Esmond Quansah therefore emphasised the critical role of government’s leadership in dealing with the menace. Government, he says, must prioritise measures to reduce lead pollution in the environment, eliminate sources, develop capacities and toughen regulatory measures.
He again advised the private sector to “ensure responsible use of lead and safe stewardship by stopping the use of lead in consumer products, ensure safe stewardship of lead in industrial applications and complying with the laws and regulations.”
Board Member of Pure Earth Ghana and former Executive Director of the Environmental Protection Agency (EPA), John Pwamang on his part called on government to equip health facilities in their prevention and management of lead contamination.

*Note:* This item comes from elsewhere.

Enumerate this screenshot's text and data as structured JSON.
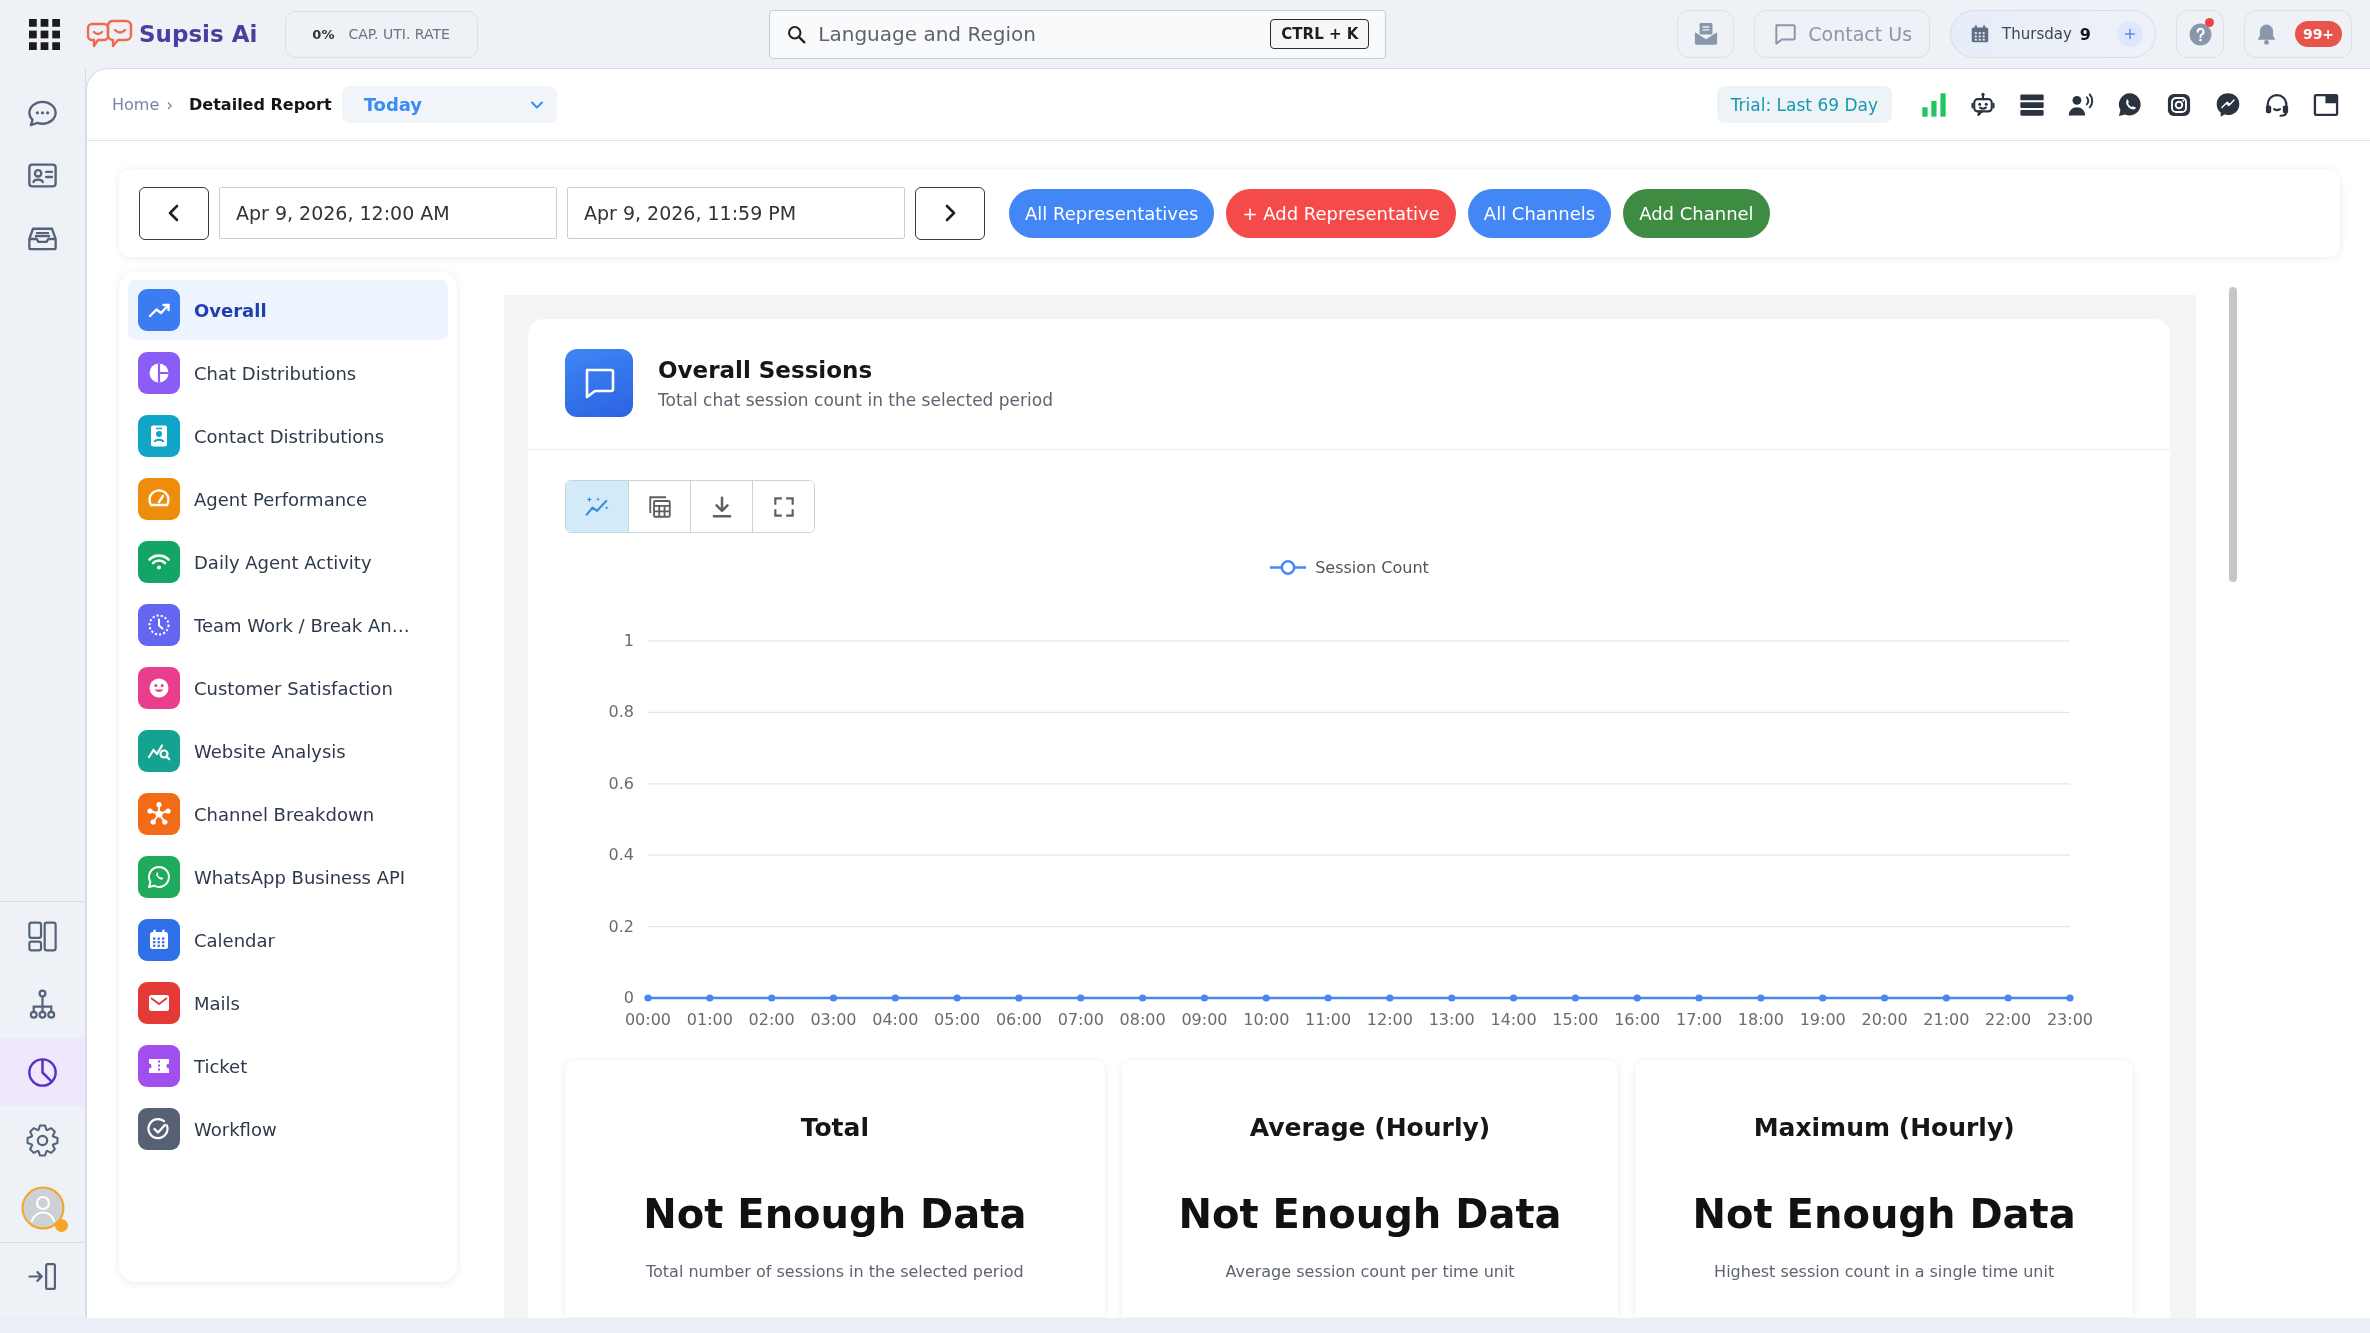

“The system must be equipped to protect children from lead exposure. Trained health care workers play a critical role in the prevention of lead poisoning, specifically in the recognition of the symptoms of lead exposure, the testing of blood lead levels and the management of lead poisoning,” Mr. Pwamang appealed to government.
Representative of the Ghana Health Service, Dr. Caesar Nyadedzor admitted that the task of dealing with lead poisoning is daunting and that public battle that must be won.
He disclosed that the service is currently collaborating with key stakeholders to address the exposure and contamination of the poisonous metal across the country.
He said, “the GHS which is already working with key stakeholders to address lead exposure and poisoning will continue to work with all stakeholders including schools and children until desired results are achieved.”